Olive Co. v. Meek

103 Wash. 467 | Wash. | 1918

Holcomb, J.

— Defendant Main Street Garage Company, on April 27, 1914, made and delivered its note, due October 1,1914, which defendant Meek indorsed as an accommodation prior to the delivery. Plaintiff alleged that it relied upon the indorsement and became a bona fide purchaser of the note in the ordinary course of business for value. The note, not being paid, was duly protested, and an action was brought and a judgment rendered against the defendants on April 24, 1915, in the superior court for Whitman county. This judgment was affirmed on appeal. Olive Co. v. Meek, 91 Wash. 169, 157 Pac. 460. This is a supplemental *468proceeding in the superior court for Spokane county by plaintiff against the garage company and defendant Meek. Meek, for a long time previous to his indorsement of the note and at the time of this proceeding, was a married man and not the owner of separate property. Neither Mrs. Meek nor the community was made a party to the action or proceedings. At the hearing, Meek testified that the community composed of himself and wife owned some $8,000 in personalty, being the proceeds acquired from the sale of community real estate and acquired after the personal judgment against defendant Meek. The trial court held that community personalty could not be taken for the separate debt of the husband, and dismissed the supplemental proceedings at plaintiff’s costs.

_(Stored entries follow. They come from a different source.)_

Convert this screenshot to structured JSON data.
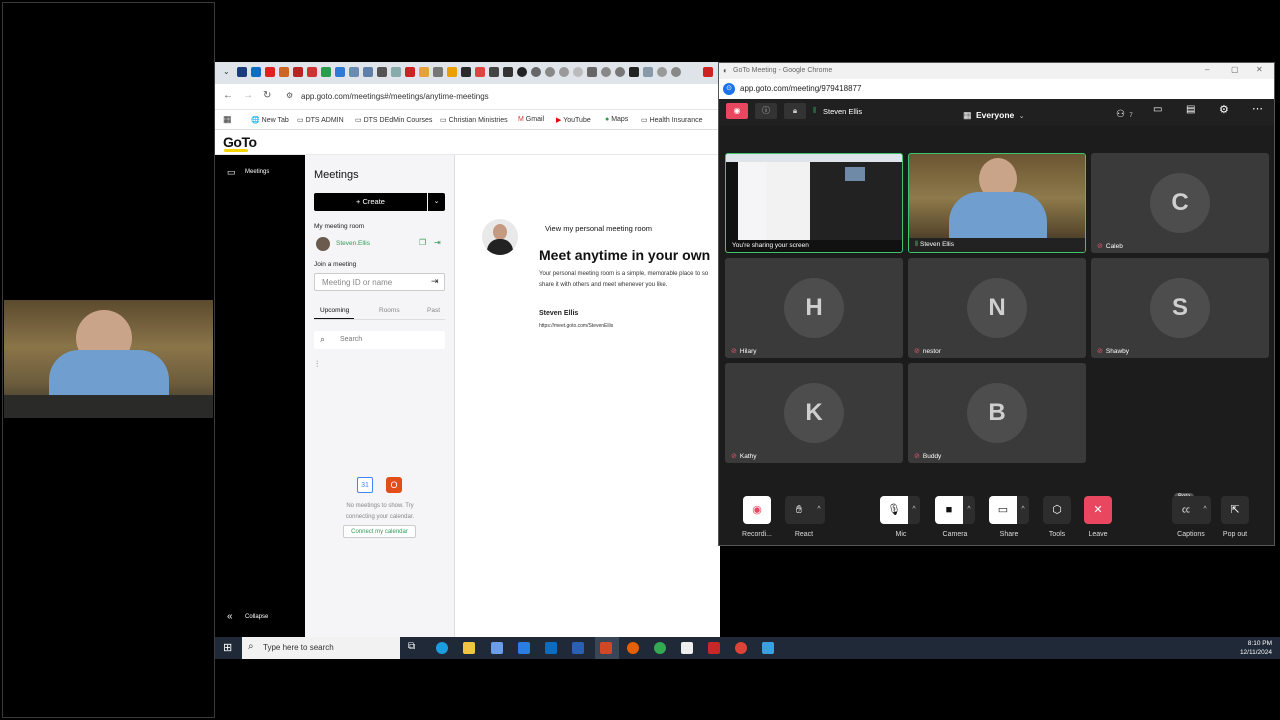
{
  "browser": {
    "url": "app.goto.com/meetings#/meetings/anytime-meetings",
    "bookmarks": [
      "New Tab",
      "DTS ADMIN",
      "DTS DEdMin Courses",
      "Christian Ministries",
      "Gmail",
      "YouTube",
      "Maps",
      "Health Insurance"
    ]
  },
  "goto": {
    "logo": "GoTo",
    "nav": {
      "meetings": "Meetings",
      "collapse": "Collapse"
    },
    "meetings_title": "Meetings",
    "create_label": "Create",
    "my_room_label": "My meeting room",
    "room_user": "Steven.Ellis",
    "join_label": "Join a meeting",
    "join_placeholder": "Meeting ID or name",
    "tabs": [
      "Upcoming",
      "Rooms",
      "Past"
    ],
    "search_placeholder": "Search",
    "empty_text": "No meetings to show. Try connecting your calendar.",
    "connect_label": "Connect my calendar",
    "view_room_link": "View my personal meeting room",
    "headline": "Meet anytime in your own",
    "desc": "Your personal meeting room is a simple, memorable place to so share it with others and meet whenever you like.",
    "owner_name": "Steven Ellis",
    "owner_link": "https://meet.goto.com/StevenEllis"
  },
  "meeting_window": {
    "title": "GoTo Meeting - Google Chrome",
    "url": "app.goto.com/meeting/979418877",
    "host": "Steven Ellis",
    "view": "Everyone",
    "participant_count": "7",
    "tiles": [
      {
        "name": "You're sharing your screen",
        "type": "screen"
      },
      {
        "name": "Steven Ellis",
        "type": "video"
      },
      {
        "name": "Caleb",
        "initial": "C"
      },
      {
        "name": "Hilary",
        "initial": "H"
      },
      {
        "name": "nestor",
        "initial": "N"
      },
      {
        "name": "Shawby",
        "initial": "S"
      },
      {
        "name": "Kathy",
        "initial": "K"
      },
      {
        "name": "Buddy",
        "initial": "B"
      }
    ],
    "controls": {
      "record": "Recordi...",
      "react": "React",
      "mic": "Mic",
      "camera": "Camera",
      "share": "Share",
      "tools": "Tools",
      "leave": "Leave",
      "captions": "Captions",
      "captions_badge": "Beta",
      "popout": "Pop out"
    }
  },
  "taskbar": {
    "search_placeholder": "Type here to search",
    "time": "8:10 PM",
    "date": "12/11/2024"
  },
  "colors": {
    "leave": "#e8475f",
    "record": "#e8475f",
    "accent_green": "#2e9c58",
    "goto_yellow": "#f5d400"
  }
}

Plaintiff, appealing, assigns that the court erred (1-2) in refusing to make conclusion of law and the order as requested by plaintiff, (3-4) in making its conclusion of law and entering an order dismissing the supplemental proceedings with costs to defendant Meek.

This presents the question whether plaintiff can levy upon or seize personal property belonging to the community composed of defendant Meek and wife, to satisfy a personal judgment rendered against defendant Meek.

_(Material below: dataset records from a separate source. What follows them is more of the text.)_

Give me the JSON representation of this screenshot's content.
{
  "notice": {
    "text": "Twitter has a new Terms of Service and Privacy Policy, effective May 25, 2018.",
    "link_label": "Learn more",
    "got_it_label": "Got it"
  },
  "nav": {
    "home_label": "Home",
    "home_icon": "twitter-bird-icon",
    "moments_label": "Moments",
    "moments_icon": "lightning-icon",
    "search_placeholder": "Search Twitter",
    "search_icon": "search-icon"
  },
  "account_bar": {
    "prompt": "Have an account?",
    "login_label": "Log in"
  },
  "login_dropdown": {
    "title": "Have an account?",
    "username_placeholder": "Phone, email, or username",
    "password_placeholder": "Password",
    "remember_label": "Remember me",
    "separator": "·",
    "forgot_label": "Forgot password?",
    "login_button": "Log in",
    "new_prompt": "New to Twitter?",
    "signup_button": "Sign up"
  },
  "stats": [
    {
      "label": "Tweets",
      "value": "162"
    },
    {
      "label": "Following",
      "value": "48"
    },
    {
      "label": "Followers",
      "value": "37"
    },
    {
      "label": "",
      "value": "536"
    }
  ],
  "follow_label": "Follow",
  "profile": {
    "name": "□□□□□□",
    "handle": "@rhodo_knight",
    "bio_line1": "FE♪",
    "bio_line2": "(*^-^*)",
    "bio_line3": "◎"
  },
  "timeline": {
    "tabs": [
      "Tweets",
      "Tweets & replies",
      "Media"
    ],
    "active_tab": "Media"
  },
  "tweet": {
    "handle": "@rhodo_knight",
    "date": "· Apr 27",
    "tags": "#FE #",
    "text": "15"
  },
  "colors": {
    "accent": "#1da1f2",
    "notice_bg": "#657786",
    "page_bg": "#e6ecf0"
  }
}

Plaintiff contends that the doctrine laid down in Powell v. Pugh, 13 Wash. 577, 43 Pac. 879, and cases following it, is stare decisis, and that, upon the faith of that rule, it acquired vested rights,- and further contends that Schramm v. Steele, 97 Wash. 309, 166 Pac. 634, is not applicable to its case for the reason that the judgment there was for a tort, while in its case contractual rights were acquired in a commercial transaction.

*469That part of Rem. Code, § 5917, relating to community personal property, material here, is:

“The husband shall have the management and control of community personal property, with a like power of disposition as he has of his separate personal property, except he shall not devise by will more than one-half thereof.”

This statute involves community property rights, and not the enforcement of individual judgments against the husband for causes without the scope of the husband’s agency and management of the community property. The vested property right of the community as an entity composed of husband and wife cannot be impaired merely because the husband is made its manager and the manager has a personal judgment against him. Plaintiff now has, as he always had, the same right to proceed against the husband alone. We cannot preserve the rule in the Powell case, supra, and invoke the doctrine of stare decisis, when to do so would perpetuate injustice and impair statutory community rights. In Schramm v. Steele, supra, we quoted with approval from Paul v. Davis, 100 Ind. 422, 428, as follows:

“Much as we respect the principle of stare decisis, we cannot yield to it when to yield is to overthrow principle and do injustice. Reluctant as we are to depart from former decisions we cannot yield to them, if, in yielding, we perptuate error and sacrifice principle. We have thought it wisest to overrule outright rather than to evade, as is often done, by an attempt to distinguish where distinction there is none. ’ ’

If plaintiff acted and relied upon the Powell case as claimed, it certainly must be presumed that it also acted and relied on McGregor v. Johnson, 58 Wash. 78, 107 Pac. 1049, 27 L. R. A. (N. S.) 1022; Milne v. Kane, 64 Wash. 254, 116 Pac. 659, Ann. Cas. 1913A 318, 36 *470L. R. A. (N. S.) 88; and Woste v. Bugge, 68 Wash. 90, 122 Pac. 988; which discredit the principle of the Powell case and were decided prior to plaintiff’s acquisition of any right in the note and indorsement.

The doctrine of respondeat superior cannot be applied to acts of the husband when such acts are without the scope of his authority. Day v. Henry, 81 Wash. 61, 142 Pac. 439. To hold otherwise would in effect nullify the community property law. There is no distinction between vested rights in either community real or personal property, except that the husband is made the manager of the community personal property for the community.

Since we have decided to affirm the trial court in dismissing the supplemental proceedings, it becomes unnecessary to consider defendant Meek’s appeal, for the affirmance of this order will ipso facto dissolve the injunction.

Affirmed.

Main, O. J., Chadwick, Mount, and Mackintosh, JJ., concur.